An interesting exercise -- not yet carried out -- is to run this
formulation on "Example 1" in Section 7 of LNP 107. Example 1 provided
an illustration of the classical version, above, of the finitary
action principle. So, running this through the quantized version, one
should end up with the quantized simple harmonic oscillator.

I posted an article a while back on how one might do away with all
pretense toward any kind of limit relation and just simply graft in
the Epstein-Glaser formulation for T[...] on the right hand side.

Here, I'm trying to push this down one level further and directly
incorporate the E-G decomposition formula by exploiting the classical
decomposition formula.

For the simple harmonic oscillator, one can in fact directly see the
decomposition. The total action (over short enough time intervals to
avoid problems with periodicity) is
   S(t1, t2) = (mw)/(2S) ((q0^2 + q1^2) C - 2 q0 q1)
where q0 = q(t0), q1 = q(t1) and (C, S) = (cos w(t1-t0), sin w(t1-t0))

The sum
   S(t2, t1) + S(t1, t0)
can be directly verified to have an extremum at q1* = (q0 S12 + q2
S01)/S02, where
   S12 = sin w(t2-t1), S01 = sin w(t1-t0), S02 = sin w(t2-t0).
And at the extremum, one indeed has
   S(t2, t1*) + S(t1*, t0) = S(t2, t0).

So, this is the classical version of the causality principle; and
Theorem 1 in section 7 of LNP 107.

In the path integral expression on the left, the action S(t1,t0) is
taken over an interval [t0,t1] and incorporates a sum over all
histories.
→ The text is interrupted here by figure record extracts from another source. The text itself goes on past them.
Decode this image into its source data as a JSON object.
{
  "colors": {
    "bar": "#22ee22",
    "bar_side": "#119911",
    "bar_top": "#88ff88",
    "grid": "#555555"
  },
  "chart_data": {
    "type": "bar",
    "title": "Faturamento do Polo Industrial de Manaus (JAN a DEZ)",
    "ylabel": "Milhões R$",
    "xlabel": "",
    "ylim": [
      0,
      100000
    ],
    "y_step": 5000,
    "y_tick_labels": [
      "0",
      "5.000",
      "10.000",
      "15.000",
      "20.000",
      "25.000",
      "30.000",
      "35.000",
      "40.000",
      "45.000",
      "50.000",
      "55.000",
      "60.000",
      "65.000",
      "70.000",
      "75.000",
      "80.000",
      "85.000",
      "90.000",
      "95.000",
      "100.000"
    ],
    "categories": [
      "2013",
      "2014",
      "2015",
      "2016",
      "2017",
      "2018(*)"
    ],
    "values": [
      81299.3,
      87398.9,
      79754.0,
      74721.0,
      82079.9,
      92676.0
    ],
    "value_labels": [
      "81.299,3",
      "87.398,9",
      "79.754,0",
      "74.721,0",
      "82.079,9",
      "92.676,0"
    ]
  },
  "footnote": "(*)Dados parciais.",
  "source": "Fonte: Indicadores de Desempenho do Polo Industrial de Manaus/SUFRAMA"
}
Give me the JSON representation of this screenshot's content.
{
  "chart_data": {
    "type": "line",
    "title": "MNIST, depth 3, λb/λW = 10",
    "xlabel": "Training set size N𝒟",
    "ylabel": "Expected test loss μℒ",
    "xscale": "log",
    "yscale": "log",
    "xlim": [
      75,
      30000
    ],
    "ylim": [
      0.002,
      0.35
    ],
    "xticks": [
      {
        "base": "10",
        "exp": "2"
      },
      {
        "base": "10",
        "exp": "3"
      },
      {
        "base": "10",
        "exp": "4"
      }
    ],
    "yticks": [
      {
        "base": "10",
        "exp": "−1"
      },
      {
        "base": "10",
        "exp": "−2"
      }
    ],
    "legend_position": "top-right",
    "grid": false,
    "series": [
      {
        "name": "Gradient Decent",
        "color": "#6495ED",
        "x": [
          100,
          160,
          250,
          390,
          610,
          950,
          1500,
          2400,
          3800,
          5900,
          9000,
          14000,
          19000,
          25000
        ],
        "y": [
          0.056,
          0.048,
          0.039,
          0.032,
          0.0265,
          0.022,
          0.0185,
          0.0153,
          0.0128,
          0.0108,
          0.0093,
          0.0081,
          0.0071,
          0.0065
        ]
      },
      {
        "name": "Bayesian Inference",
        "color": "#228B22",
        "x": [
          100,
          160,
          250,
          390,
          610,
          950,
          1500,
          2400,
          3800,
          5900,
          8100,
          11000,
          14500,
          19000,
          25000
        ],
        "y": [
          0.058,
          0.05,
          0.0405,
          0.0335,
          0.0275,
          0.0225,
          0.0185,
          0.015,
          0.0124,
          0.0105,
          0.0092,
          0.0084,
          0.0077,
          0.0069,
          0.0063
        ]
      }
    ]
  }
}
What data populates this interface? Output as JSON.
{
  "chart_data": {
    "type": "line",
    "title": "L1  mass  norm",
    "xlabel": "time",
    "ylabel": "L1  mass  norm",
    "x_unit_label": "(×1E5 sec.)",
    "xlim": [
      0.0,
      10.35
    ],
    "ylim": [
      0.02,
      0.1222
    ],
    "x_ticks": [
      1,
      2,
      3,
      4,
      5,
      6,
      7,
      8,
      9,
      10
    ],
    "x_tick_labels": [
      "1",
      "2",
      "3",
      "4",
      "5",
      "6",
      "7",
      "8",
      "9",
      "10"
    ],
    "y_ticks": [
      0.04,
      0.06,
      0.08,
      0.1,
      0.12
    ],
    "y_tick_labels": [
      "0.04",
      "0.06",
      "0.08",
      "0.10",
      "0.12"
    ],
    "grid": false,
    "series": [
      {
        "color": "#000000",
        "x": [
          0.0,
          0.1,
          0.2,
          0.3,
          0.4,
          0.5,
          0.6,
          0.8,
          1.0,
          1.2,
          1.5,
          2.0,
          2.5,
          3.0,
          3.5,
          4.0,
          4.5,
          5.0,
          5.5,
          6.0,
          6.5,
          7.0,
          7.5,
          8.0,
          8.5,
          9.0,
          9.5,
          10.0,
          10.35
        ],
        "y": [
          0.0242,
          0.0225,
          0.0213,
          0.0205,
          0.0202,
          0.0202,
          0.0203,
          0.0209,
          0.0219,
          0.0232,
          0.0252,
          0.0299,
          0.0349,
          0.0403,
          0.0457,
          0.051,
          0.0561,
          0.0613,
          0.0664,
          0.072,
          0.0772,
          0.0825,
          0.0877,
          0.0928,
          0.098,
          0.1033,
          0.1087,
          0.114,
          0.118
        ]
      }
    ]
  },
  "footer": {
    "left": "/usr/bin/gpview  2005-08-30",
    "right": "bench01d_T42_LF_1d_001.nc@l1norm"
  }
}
A kind of causality principle is implemented by the
decomposition
   Dq_{t2 t0} = Dq_{t2 t1} Dq_{t1 t0}
where Dq_{t' t''} is the (infinite) product
   Pi_{t = t' to t''} dq(t).

The integral on the left breaks down into a product of integrals
associated with the intervals [t0,t1] and [t1,t2] and is stitched
together with an integral over q1 -- something like this

integral Dq_{t2 t0} [...] ==> integral dq1 (integral Dq_{t2 t1} [...])
(integral Dq_{t1 t0} [...])

where the respective path integrals are taken with fixed endpoints
(q2,q0) on the left, (q2,q1) and (q1,q0) on the right and the
intermediate variable is integrated out.

The problem is that the equivalent expression on the right is under
<0| ... |0>'s. So, there's no easy way to get a self-contained
recursive decomposition formula that completely does away with any
kind of limit definition or infinitary element.